Anyway - we are giving it another week to see if my pain subsides but if not, they will likely have to put me under again to do the cleaning, which would really suck. I have already lost a lot of time from work - I don't need to feel anymore inadequate or useless, really - thanks, anyway.

I will write more later - My battery is about to go and I still have loads to bitch about. And by the way, I am in no way concerned about my waistline right now!!!! I'll get back to that when I am feeling better, which will hopefully happen this year. NO SINUS SURGERY FOR ANYONE EVER!!

Monday, July 2, 2007

Oh Goody, Surgery!

Tomorrow is my big deviated septum surgery. Thank GOD I will be asleep while various people shove long and torturous instruments up my schnozz, breaking it and moving the middle part around into perfect alignment. THEN comes the real fun - I am also having a "Maxillary Antrostomy" and an "Anterior Ethmoidectomy." Yeah, basically that means scraping a bunch of crusty crap from my sinus passages. I am not looking forward to this AT ALL. However, there is one bright light of hope shining through the terror and misery... I won't have to do those dreadful P90X workout DVD's for a few days.

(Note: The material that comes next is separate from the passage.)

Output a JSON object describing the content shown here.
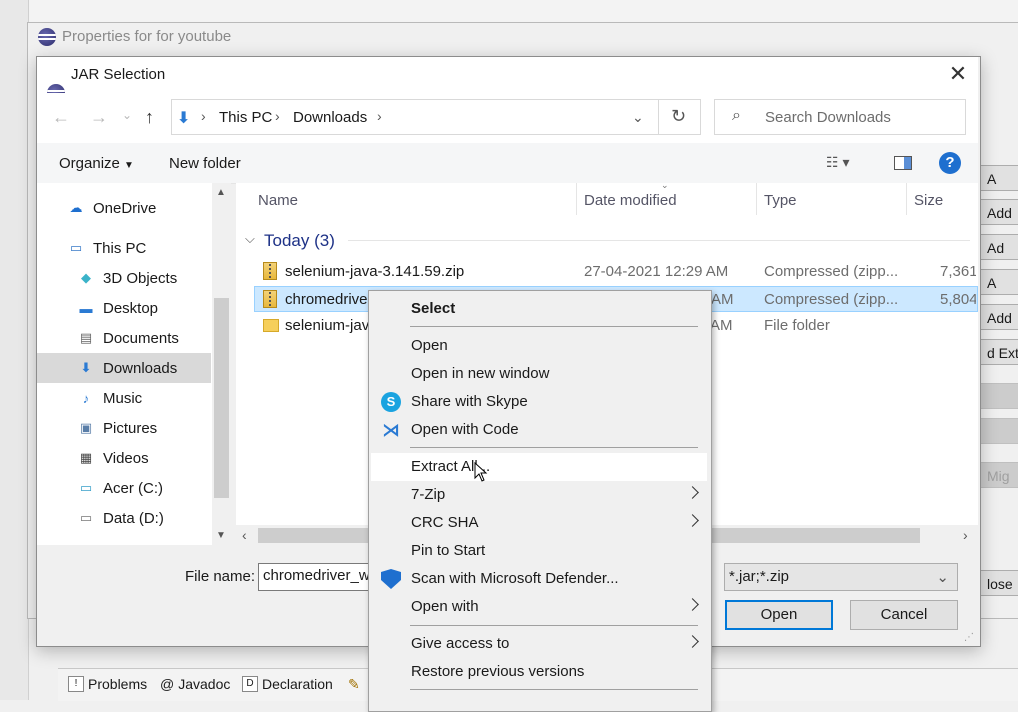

Last night we did the Legs & Back DVD, as well as "Ab Ripper." Again, I almost fainted dead away. I felt totally barfy. BUT - get this - I was able to do a few of the abdominal exercises that I was not able to do last week. I must be doing something right. Anyway - I am taking a brief break from exercise until my doctor says I can do it. Then - I have really got to get serious about this shit. My reunion is in two months for God's sake. I cannot show up looking like a bloated water buffalo. And that is about what I feel like these days.

Wish me luck as I endeavor to have my proboscis probed. I will write later this week - maybe with a photo of my nose, which will be stuffed with "packing" that one person described to me as having two giant tampons up your nose. OMG - I am feeling faint again.